The second question is this walking the halls and getting to know the people. If you think about this, you’re in the business of change as a marketer. You’re not in a business of numbers, markets change. You want to change what customers do, what your colleagues do. It’s a business, you can do change by e-mail, itis a contact sport. And like with sports. Right. If you want to get fit and you want to do it when your calendar allows, you will never get fit because the truth is your calenders will never allow it. So if I would sit with you, I would go with you through your calendar and say, okay, how can you squeeze in an hour here to do what we just talked about?

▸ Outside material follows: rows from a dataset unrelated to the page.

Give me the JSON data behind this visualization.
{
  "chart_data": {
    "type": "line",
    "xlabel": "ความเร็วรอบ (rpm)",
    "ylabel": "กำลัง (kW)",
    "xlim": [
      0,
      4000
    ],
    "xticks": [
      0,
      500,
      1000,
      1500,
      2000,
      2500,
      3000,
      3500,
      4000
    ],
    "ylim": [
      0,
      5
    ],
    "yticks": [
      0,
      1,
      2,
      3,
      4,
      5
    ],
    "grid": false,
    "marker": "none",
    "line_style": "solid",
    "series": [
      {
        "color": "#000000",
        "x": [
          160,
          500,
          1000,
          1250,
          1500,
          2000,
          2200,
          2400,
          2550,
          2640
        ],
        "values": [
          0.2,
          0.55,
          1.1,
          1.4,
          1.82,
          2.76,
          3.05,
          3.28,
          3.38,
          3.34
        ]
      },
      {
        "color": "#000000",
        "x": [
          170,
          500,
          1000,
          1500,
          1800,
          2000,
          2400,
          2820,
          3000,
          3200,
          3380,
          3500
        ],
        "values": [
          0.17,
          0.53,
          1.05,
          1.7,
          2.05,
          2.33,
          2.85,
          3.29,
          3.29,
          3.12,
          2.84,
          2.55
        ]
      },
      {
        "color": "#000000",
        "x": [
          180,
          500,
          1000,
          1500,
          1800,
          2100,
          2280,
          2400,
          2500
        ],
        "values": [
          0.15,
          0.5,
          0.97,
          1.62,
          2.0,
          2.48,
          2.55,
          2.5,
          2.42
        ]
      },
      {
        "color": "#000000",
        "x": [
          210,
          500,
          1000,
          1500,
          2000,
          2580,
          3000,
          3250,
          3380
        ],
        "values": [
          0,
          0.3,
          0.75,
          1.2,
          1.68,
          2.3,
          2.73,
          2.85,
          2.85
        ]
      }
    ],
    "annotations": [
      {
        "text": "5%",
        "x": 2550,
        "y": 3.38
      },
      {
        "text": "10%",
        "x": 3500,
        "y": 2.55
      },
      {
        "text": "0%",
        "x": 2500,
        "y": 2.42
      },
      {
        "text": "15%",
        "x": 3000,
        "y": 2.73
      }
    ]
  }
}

So, no, I don’t think it will happen by accident. I think you will have to take a very purposeful effort and prioritize it. I’ll tell you what, I know a lot of CEOs who just do that. They say, you know, I gotta be out there, I’ll make my secretary block the time. So I hope that was practical.
Drew Neisser: I had an interview actually a couple of times with Beth Comstock when she was at uni and she actually quantified and said she spent 25 percent of her time out of the office, either with customers or with new folks that could sort of inspire her. She said, I’m not a creative person, but boy, did I get a lot of fodder out there. And I love that. I think that’s a good place to wrap it up. I know all of your listeners. You’re going away. My commute was over 20 minutes ago. How can you still be talking anyway? I thought this is a really interesting conversation. First, I want to thank the live audience. Thank you so much for being here with us. Second, I want to thank Thomas. I thought you had so many interesting insights. I love that marketing equals change and as a result of that, you need to be thinking about the value creation that you can do on the highest level possible for the organization. That’s just such a great perspective to have and inspiring. I also so thank you, Thomas, for being on the show. I want to ask you, where can people find you?

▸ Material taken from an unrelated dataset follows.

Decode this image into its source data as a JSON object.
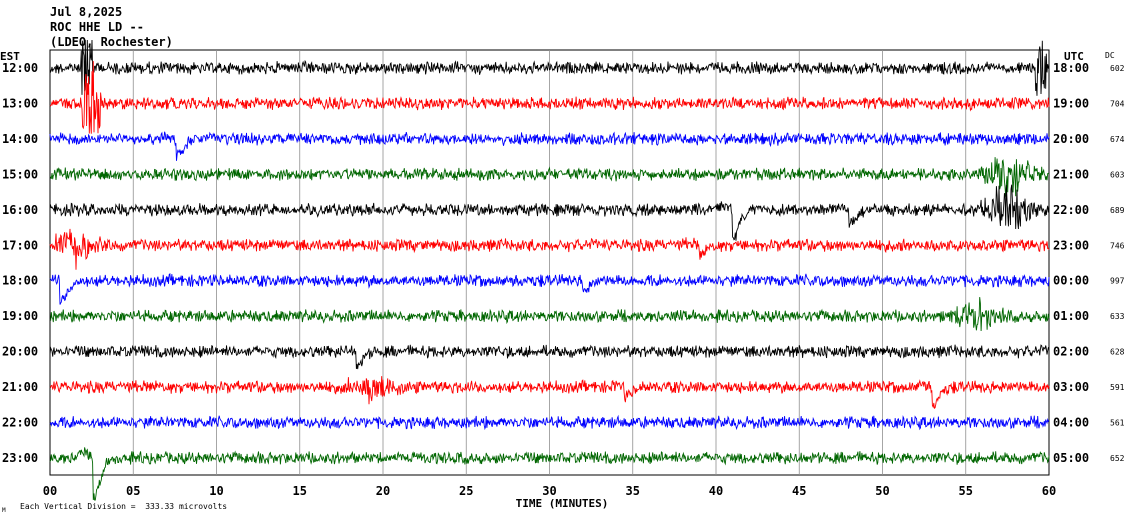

Thomas Barta: Well, Thomas Barta, I mean, the good news is not many people have that name. So if you Google me, I’ll pop up everywhere. The other thing is if you have some cash left, tough parts of the market leader. I’ll make a dollar per book. So you make me seriously rich by buying it. No seriously, that’s how publishing works. But if you want to learn or perhaps do something for your team, it is currently still the only leadership book out there for marketers. I believe we can probably all make a difference.
Drew Neisser: And if I all of the folks that are in the audience today, we’ve got copies for you, so consider yourself lucky. Oh, awesome. Yeah. There you go. To the listeners, thank you for hanging with us on the show.